En los meses previos a las elecciones los militantes y simpatizantes laboristas estaban desesperados por el futuro del partido al que sentían como dividido y sin rumbo. El bombardeo de la prensa era incesante y ni Corbyn ni su equipo parecían encontrarle la vuelta. La inmensa mayoría del partido reaccionó con un resignado fatalismo cuando May convocó a elecciones anticipadas. El lanzamiento de la plataforma electoral, el entusiasmo que despertaban los actos de Corbyn y su continuo ascenso en las encuestas mejoraron el estado de ánimo, pero ni los más entusiastas creían del todo en un milagro. “Mi corazón me dice Corbyn, pero mi cabeza no logra vencer el escepticismo”, dijo a este cronista Emile, de 26 años, uno de esos jóvenes que el Corbynismo logró galvanizar.

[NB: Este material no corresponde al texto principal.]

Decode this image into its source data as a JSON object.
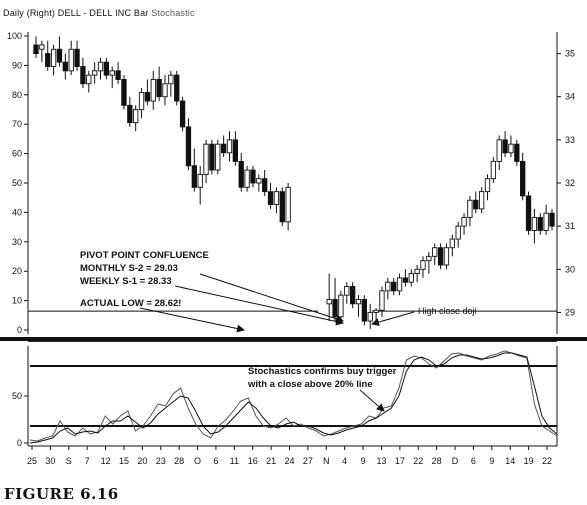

Esta falta de fe existió hasta último momento. La mañana de las elecciones, mientras escribía una de las crónicas que iba a enviar para PáginaI12, tocaron a la puerta de mi casa. Era un joven laborista de unos 35 años para preguntarme si habíamos salido a votar. Se sabía: la participación electoral era fundamental en esta elección. Los laboristas estaban recorriendo todo el país puerta a puerta para asegurarse que sus posibles votantes fueran a las urnas. En medio de la conversación que siguió le pregunté qué pensaba que iba a suceder. Me dijo que el laborismo no se había recuperado de la derrota en 2015 en Escocia y, con una sonrisa resignada, añadió que rezaba para que los conservadores no los arrasaran.

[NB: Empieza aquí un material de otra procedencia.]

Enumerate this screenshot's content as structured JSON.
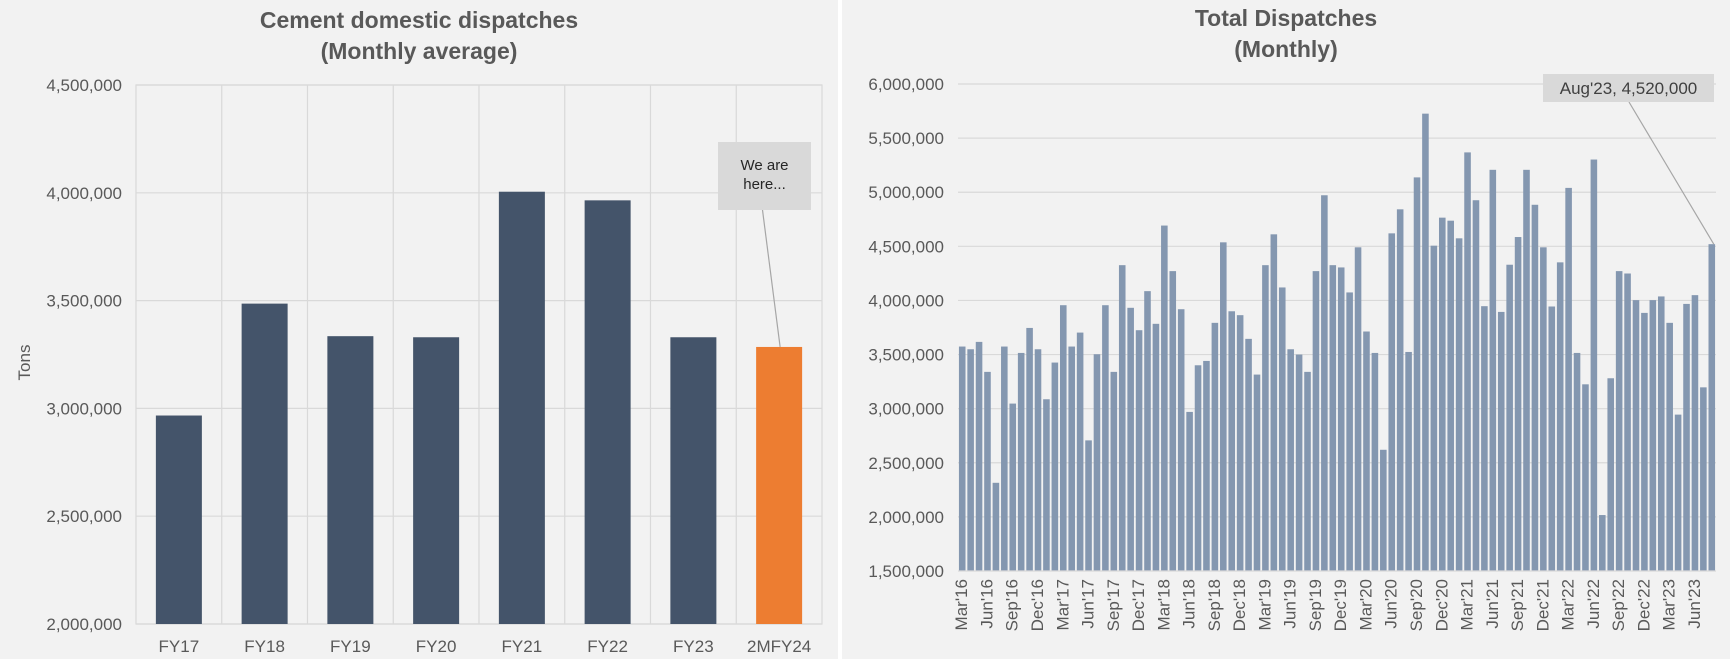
{
  "chart_data": [
    {
      "type": "bar",
      "title": "Cement domestic dispatches",
      "subtitle": "(Monthly average)",
      "xlabel": "",
      "ylabel": "Tons",
      "ylim": [
        2000000,
        4500000
      ],
      "yticks": [
        "2,000,000",
        "2,500,000",
        "3,000,000",
        "3,500,000",
        "4,000,000",
        "4,500,000"
      ],
      "ytick_values": [
        2000000,
        2500000,
        3000000,
        3500000,
        4000000,
        4500000
      ],
      "grid": "both",
      "categories": [
        "FY17",
        "FY18",
        "FY19",
        "FY20",
        "FY21",
        "FY22",
        "FY23",
        "2MFY24"
      ],
      "values": [
        2967000,
        3486000,
        3335000,
        3330000,
        4005000,
        3965000,
        3330000,
        3285000
      ],
      "colors": [
        "#44546a",
        "#44546a",
        "#44546a",
        "#44546a",
        "#44546a",
        "#44546a",
        "#44546a",
        "#ed7d31"
      ],
      "annotation": {
        "text_line1": "We are",
        "text_line2": "here...",
        "target": "2MFY24"
      }
    },
    {
      "type": "bar",
      "title": "Total Dispatches",
      "subtitle": "(Monthly)",
      "xlabel": "",
      "ylabel": "",
      "ylim": [
        1500000,
        6000000
      ],
      "yticks": [
        "1,500,000",
        "2,000,000",
        "2,500,000",
        "3,000,000",
        "3,500,000",
        "4,000,000",
        "4,500,000",
        "5,000,000",
        "5,500,000",
        "6,000,000"
      ],
      "ytick_values": [
        1500000,
        2000000,
        2500000,
        3000000,
        3500000,
        4000000,
        4500000,
        5000000,
        5500000,
        6000000
      ],
      "grid": "horizontal",
      "bar_color": "#8497b0",
      "start_month": "Mar'16",
      "end_month": "Aug'23",
      "xtick_labels": [
        "Mar'16",
        "Jun'16",
        "Sep'16",
        "Dec'16",
        "Mar'17",
        "Jun'17",
        "Sep'17",
        "Dec'17",
        "Mar'18",
        "Jun'18",
        "Sep'18",
        "Dec'18",
        "Mar'19",
        "Jun'19",
        "Sep'19",
        "Dec'19",
        "Mar'20",
        "Jun'20",
        "Sep'20",
        "Dec'20",
        "Mar'21",
        "Jun'21",
        "Sep'21",
        "Dec'21",
        "Mar'22",
        "Jun'22",
        "Sep'22",
        "Dec'22",
        "Mar'23",
        "Jun'23"
      ],
      "values": [
        3574000,
        3549000,
        3617000,
        3340000,
        2315000,
        3574000,
        3047000,
        3515000,
        3746000,
        3549000,
        3087000,
        3426000,
        3956000,
        3574000,
        3703000,
        2707000,
        3503000,
        3956000,
        3340000,
        4326000,
        3932000,
        3725000,
        4086000,
        3784000,
        4692000,
        4271000,
        3919000,
        2970000,
        3401000,
        3441000,
        3793000,
        4537000,
        3900000,
        3864000,
        3645000,
        3315000,
        4326000,
        4611000,
        4120000,
        3549000,
        3500000,
        3340000,
        4271000,
        4972000,
        4326000,
        4305000,
        4074000,
        4491000,
        3713000,
        3515000,
        2620000,
        4620000,
        4842000,
        3524000,
        5137000,
        5726000,
        4506000,
        4765000,
        4737000,
        4574000,
        5368000,
        4926000,
        3947000,
        5207000,
        3894000,
        4330000,
        4586000,
        5207000,
        4884000,
        4491000,
        3944000,
        4352000,
        5040000,
        3515000,
        3225000,
        5302000,
        2017000,
        3281000,
        4271000,
        4249000,
        4003000,
        3885000,
        4003000,
        4037000,
        3793000,
        2945000,
        3968000,
        4049000,
        3197000,
        4520000
      ],
      "annotation": {
        "text": "Aug'23, 4,520,000",
        "target_index": 89
      }
    }
  ]
}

No los arrasaron: todo lo contrario. El laborismo ganó 32 nuevos escaños, se recuperó en Escocia y hasta triunfó en Kensington, un distrito londinense que los conservadores jamás habían perdido. De la noche a la mañana Corbyn se convirtió en un nuevo símbolo de una revitalizada izquierda de países desarrollados. Bernie Sanders en Estados Unidos, Jean-Luc Melenchon en Francia, el gobierno de izquierda en Portugal, Podemos y el nuevo líder de los socialistas españoles, Pedro Sánchez, son símbolos de esta nueva izquierda de un primer mundo con crecientes niveles de desigualdad y pobreza que no puede prometer a sus jóvenes el mismo futuro que habían tenido generaciones previas.

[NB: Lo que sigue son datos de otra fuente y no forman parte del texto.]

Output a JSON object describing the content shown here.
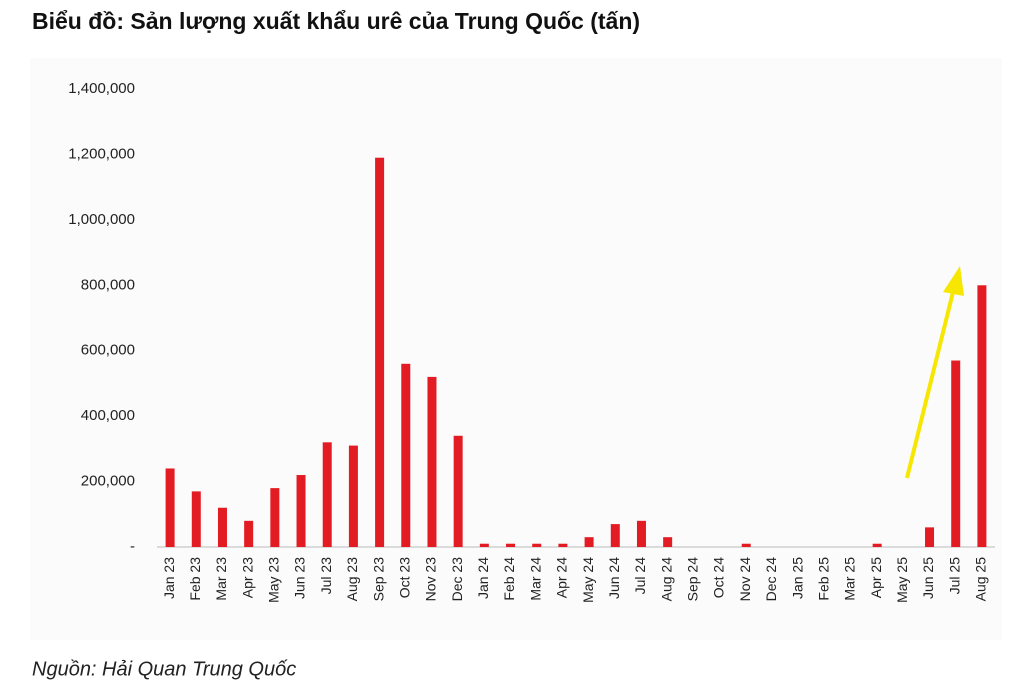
{
  "chart_data": {
    "type": "bar",
    "title": "Biểu đồ: Sản lượng xuất khẩu urê của Trung Quốc (tấn)",
    "source": "Nguồn: Hải Quan Trung Quốc",
    "categories": [
      "Jan 23",
      "Feb 23",
      "Mar 23",
      "Apr 23",
      "May 23",
      "Jun 23",
      "Jul 23",
      "Aug 23",
      "Sep 23",
      "Oct 23",
      "Nov 23",
      "Dec 23",
      "Jan 24",
      "Feb 24",
      "Mar 24",
      "Apr 24",
      "May 24",
      "Jun 24",
      "Jul 24",
      "Aug 24",
      "Sep 24",
      "Oct 24",
      "Nov 24",
      "Dec 24",
      "Jan 25",
      "Feb 25",
      "Mar 25",
      "Apr 25",
      "May 25",
      "Jun 25",
      "Jul 25",
      "Aug 25"
    ],
    "values": [
      240000,
      170000,
      120000,
      80000,
      180000,
      220000,
      320000,
      310000,
      1190000,
      560000,
      520000,
      340000,
      10000,
      10000,
      10000,
      10000,
      30000,
      70000,
      80000,
      30000,
      0,
      0,
      10000,
      0,
      0,
      0,
      0,
      10000,
      0,
      60000,
      570000,
      800000
    ],
    "color": "#e31b23",
    "ylim": [
      0,
      1400000
    ],
    "yticks": [
      {
        "value": 0,
        "label": "-"
      },
      {
        "value": 200000,
        "label": "200,000"
      },
      {
        "value": 400000,
        "label": "400,000"
      },
      {
        "value": 600000,
        "label": "600,000"
      },
      {
        "value": 800000,
        "label": "800,000"
      },
      {
        "value": 1000000,
        "label": "1,000,000"
      },
      {
        "value": 1200000,
        "label": "1,200,000"
      },
      {
        "value": 1400000,
        "label": "1,400,000"
      }
    ],
    "grid": false
  }
}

Las empresas corredoras de apuestas han comenzado a considerar a Corbyn favorito de una nueva elección que podría estar en el horizonte dada la debilidad parlamentaria y política de Theresa May. El semanario The Economist, implacable crítico del líder laborista, reconoció que tiene “el aura de un ganador”. En medio de este nuevo optimismo, conviene mantener una dosis de perspectiva. Una clara lección de estos comicios es que la popularidad va y viene con extraordinaria velocidad: el caso de Theresa May es un ejemplo. Aparentemente imbatible hace dos meses, confiada en que ganaría esta elección y la siguiente, con 10 años de gobierno a la vista,  es hoy un “lame duck” (pato rengo) que pocos creen que podrá llegar a 2022 o, incluso, a fin de año.

Un diputado laborista no Corbynista, Chris Leslie, ex ministro de finanzas en la sombra en 2015, señaló que no había que olvidar que el laborismo no había ganado las elecciones. “No tenemos que pensar esto como una victoria. No lo es. Nos esperan cinco años de gobierno conservador. Y me temo que no puedo festejar porque teníamos un gol hecho. Nunca en mi vida vi una primer ministro tan frágil, tan vacilante. Tenemos que preguntar por qué no ganamos para poder pasar de ser un movimiento de protesta a un partido de gobierno”, dijo Leslie al diario The Guardian.